A frenzy whipped up by the Herald Sun in Melbourne had the exact opposite effect on Deveny. Many, many more people than otherwise would have objected were made aware of her tweets and whipped into a mob by tabloid journalism. This counted very much against the author of the article. She no longer has a job.

I DO not especially enjoy Catherine's humour and certainly don't agree with her views on a number of topics. But if you cannot see a disparity in the way these two incidents played out then I fear for your deductive powers. They occurred in different countries with different national publishing standards is the absolute best argument to be invoked, and that is a straw man. Moir wouldn't have been sacked in Australia, either, of this I'm pretty damn sure.

Catherine's comments were distasteful and The Age reserved the right to terminate her.
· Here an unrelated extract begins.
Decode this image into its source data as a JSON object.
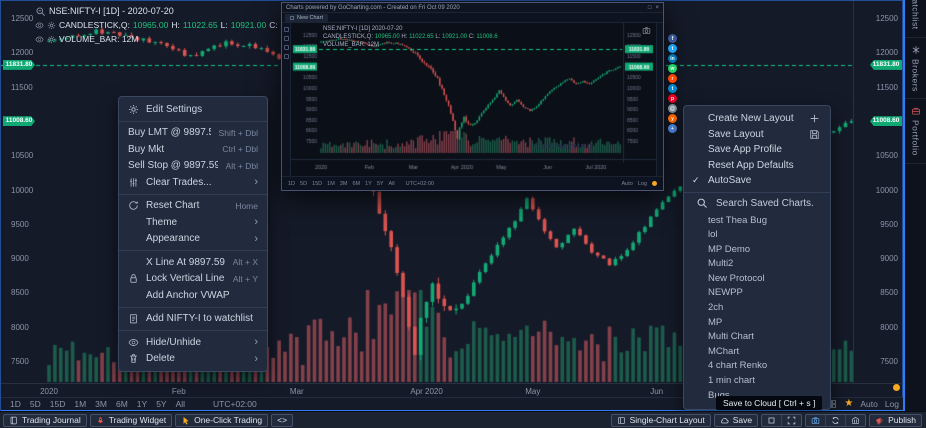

No law has been broken here. But forgive the twittersphere if it is a little aggravated by this turn of events given what happened with Gately.

Twitter can't win here. An overwhleming number of tweeps objected to a print newspaper and were dismissed. A small number of tweeps objected to Deveny, which was then picked up by a print newspaper, and she loses her job. Any notions I may have had about Twitter being the great democratic medium (they were tiny, tiny notions) have been effectively snuffed out.

I need to stress that I was originally glad that the twittersphere's reaction to Moir did not get her sacked. I have been an opponent of religious zeal long enough to recognise a porgrom when I see one and I felt that the PCC did the best they could when faced with an incredibly difficult situation. Their commitment to freedom of speech won out over bowing to pack pressure. I respected them greatly for this.

But now, what of Catherine? I see the reverse. 700-odd comments on The Age website and she is gone. (She was sacked after only 200, if I'm remembering correctly). No backbone, no commitment to anything except circulation numbers. It's kind of slightly heartbreaking.

I DO not agree with what Catherine says, but I ought to defend to the death her right to say it. In the end, she has only lost the privellege of being published in a broadsheet as opposed to her right to freedom of speech. But there's something incredibly off about how the power of Twitter only counts when the 'real' media says it does. Either people's outrage is a perfectly viable reason to sack a journalist or it isn't. We do not appear to have a consensus here.

In the meantime I won't be re-following her on Twitter, as is my right. I do not think she will lose much sleep over it.

EDIT: In the few hours I spent between drafting this and posting it, Catherine gained about 600 followers. Good for her. Adjust earlier figures accordingly.